I believe that the Scottish people will vote "Yes" in the forthcoming vote on breaking away from the rest of the United Kingdom.

The outcome of the vote from those domicile across the border or in exile in just about every other nation on the planet is far from certain and I am no nearer an inkling after following the TV debates and daily media coverage and commentary.

I have come to support this prediction of mine for the sole reason that you cannot buy a proper Haggis from the main British supermarkets.

It is as though the authentic product is being hoarded in readiness for the party to celebrate independence from, let's face it, London.

So what is on offer on the shelving usually reserved for Haggis amongst the sausages, black pudding and other offal goods?

It was only after returning home grasping the last two Haggis, Haggi, Haggises from the largest Tesco in the city that I happened to take note of the specific ingredients. I don't know why I was overcome with an urge to study the ingredients because the packaging bore the national Scottish emblem of a thistle, hearkened from a manufacturing location in Scotland and was clearly labelled as Scottish Haggis.

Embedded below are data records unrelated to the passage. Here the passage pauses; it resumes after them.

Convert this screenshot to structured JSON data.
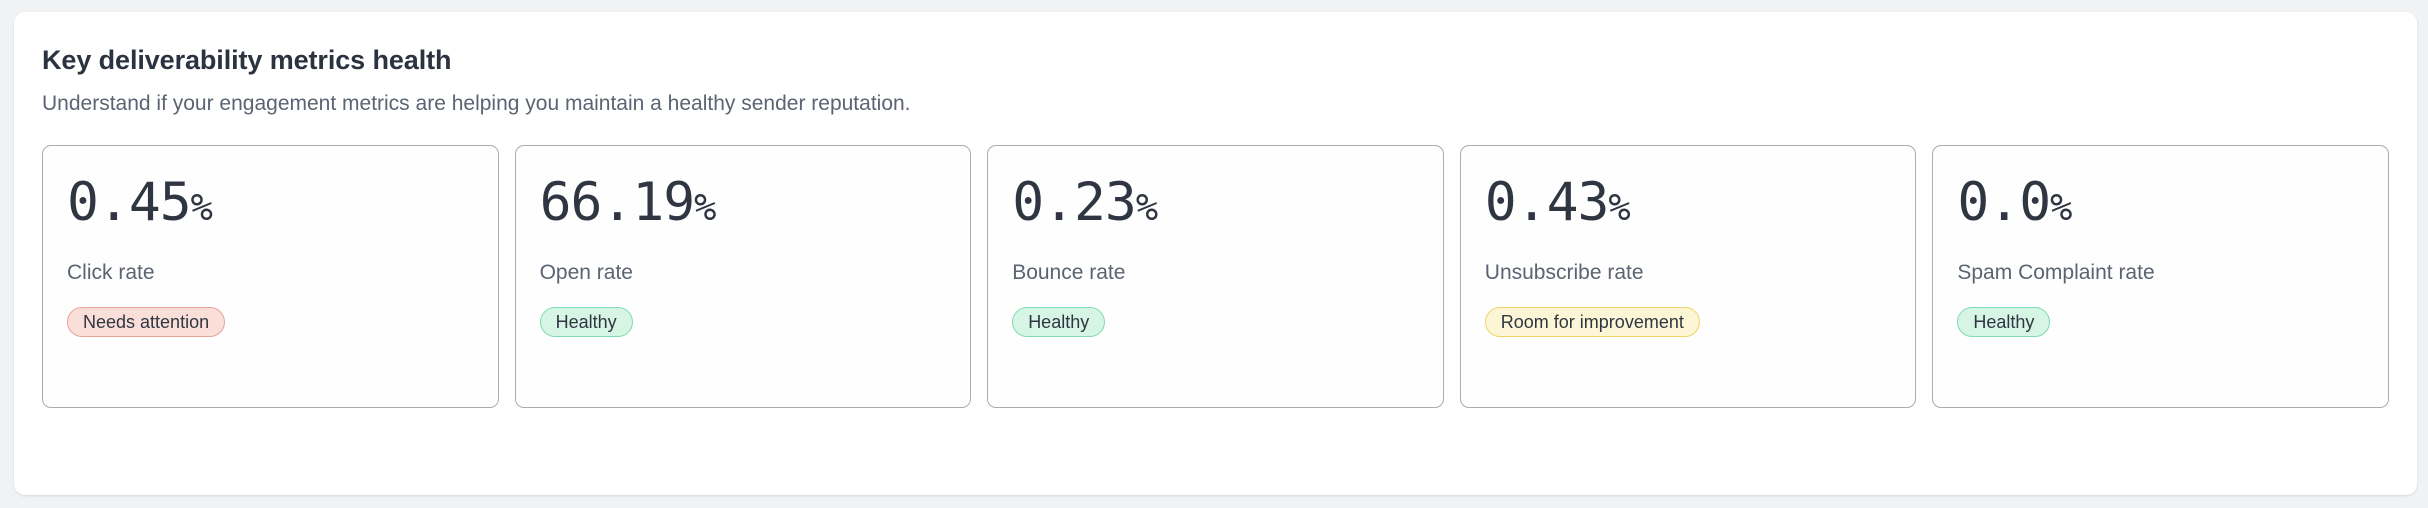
{
  "panel": {
    "title": "Key deliverability metrics health",
    "subtitle": "Understand if your engagement metrics are helping you maintain a healthy sender reputation."
  },
  "status_colors": {
    "healthy_background": "#d7f5e4",
    "healthy_border": "#7fdcb0",
    "needs_attention_background": "#fadfd9",
    "needs_attention_border": "#e7a397",
    "room_for_improvement_background": "#fcf6d6",
    "room_for_improvement_border": "#efd463"
  },
  "metrics": [
    {
      "value": "0.45",
      "unit": "%",
      "label": "Click rate",
      "status": "Needs attention",
      "status_key": "needs-attention"
    },
    {
      "value": "66.19",
      "unit": "%",
      "label": "Open rate",
      "status": "Healthy",
      "status_key": "healthy"
    },
    {
      "value": "0.23",
      "unit": "%",
      "label": "Bounce rate",
      "status": "Healthy",
      "status_key": "healthy"
    },
    {
      "value": "0.43",
      "unit": "%",
      "label": "Unsubscribe rate",
      "status": "Room for improvement",
      "status_key": "room-for-improvement"
    },
    {
      "value": "0.0",
      "unit": "%",
      "label": "Spam Complaint rate",
      "status": "Healthy",
      "status_key": "healthy"
    }
  ]
}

I have Scots ancestors and alongside the handed down tales of Rob Roy, Robert the Bruce, Bonnie Prince Charlie, the Killiekrankie leaping soldier and other great epic stories is the mantra that Haggis is made from bits of sheep. To be more specific, sheeps pluck which is the combination of heart, liver and lungs mixed with stock and with added onion, oatmeal, suet, spices and salt.

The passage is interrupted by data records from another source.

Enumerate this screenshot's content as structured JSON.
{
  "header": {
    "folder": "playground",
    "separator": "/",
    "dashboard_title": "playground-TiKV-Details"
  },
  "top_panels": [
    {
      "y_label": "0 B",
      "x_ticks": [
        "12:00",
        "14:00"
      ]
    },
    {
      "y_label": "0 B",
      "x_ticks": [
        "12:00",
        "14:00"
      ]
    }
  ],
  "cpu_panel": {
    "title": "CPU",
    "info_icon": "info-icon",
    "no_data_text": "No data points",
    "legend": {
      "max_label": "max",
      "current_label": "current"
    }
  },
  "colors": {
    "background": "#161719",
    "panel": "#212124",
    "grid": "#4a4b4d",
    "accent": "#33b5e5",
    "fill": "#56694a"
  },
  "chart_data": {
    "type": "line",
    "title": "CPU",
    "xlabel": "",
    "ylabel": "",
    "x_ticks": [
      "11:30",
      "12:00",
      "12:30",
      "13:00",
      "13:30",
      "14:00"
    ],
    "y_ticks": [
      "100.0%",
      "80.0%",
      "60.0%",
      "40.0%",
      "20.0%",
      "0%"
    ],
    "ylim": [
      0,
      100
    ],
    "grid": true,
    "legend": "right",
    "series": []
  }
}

The defining characteristic is all of these encased in a sheep stomach, if not the very one of the donor sheep in the first place. So why did my Halls Haggis call itself just that when all of the ingredients normally sourced from a sheep came from a pig?

I went through a whole range of emotions at discovering this plot and conspiracy. There was horror at the thought of pig offal, anger at what could be an elaborate scam at the expense of us English and then guilt at the thought of betraying my kin folk by falling for the elaborate hoax. Apparently it is a genuine product but in my research on the history of the haggis I have not come across one single reference to the use of pork.

There is a huge amount of writing on the subject which is to be expected for not just a national delicacy but also the cultural heritage associated with it from Robert Burn's addresses and odes. He described the haggis as the "Great Chieftain o'the puddin-race!". I was brought up to celebrate the Burns Supper in true style with neeps and tatties (turnip and potato) although it was rarely sold other than in the run up to January 25th or if any were left over close to their sell by date after the event. The proper sheep based Haggis is truly delicious with that distinctive and unique nutty, savoury and hot spiced taste and the year would drag around painfully slowly.

The commercial success of the product eventually made it an all year round line in the larger sales outlets and I have sought it out at least four times a year to celebrate family anniversaries and commemorate those who have passed.

Circumstances, being twenty minutes before sunday closing time, meant that I had little choice on where to buy my haggis but I did manage to get to a Tesco and Asda only to find the exact same pig offal offering. It had to do.

As it turns out the imitation haggis was not too bad at all meeting all of the criteria of taste but with a still nagging realisation that I had sold my ancestry for the paltry sum of £2.80. I dare not admit that the thing was also on special offer of buy one get one free, but then again that will certainly have appealed to those with a frugal nature and may have elicited a smile from some amongst my fellow Clansmen.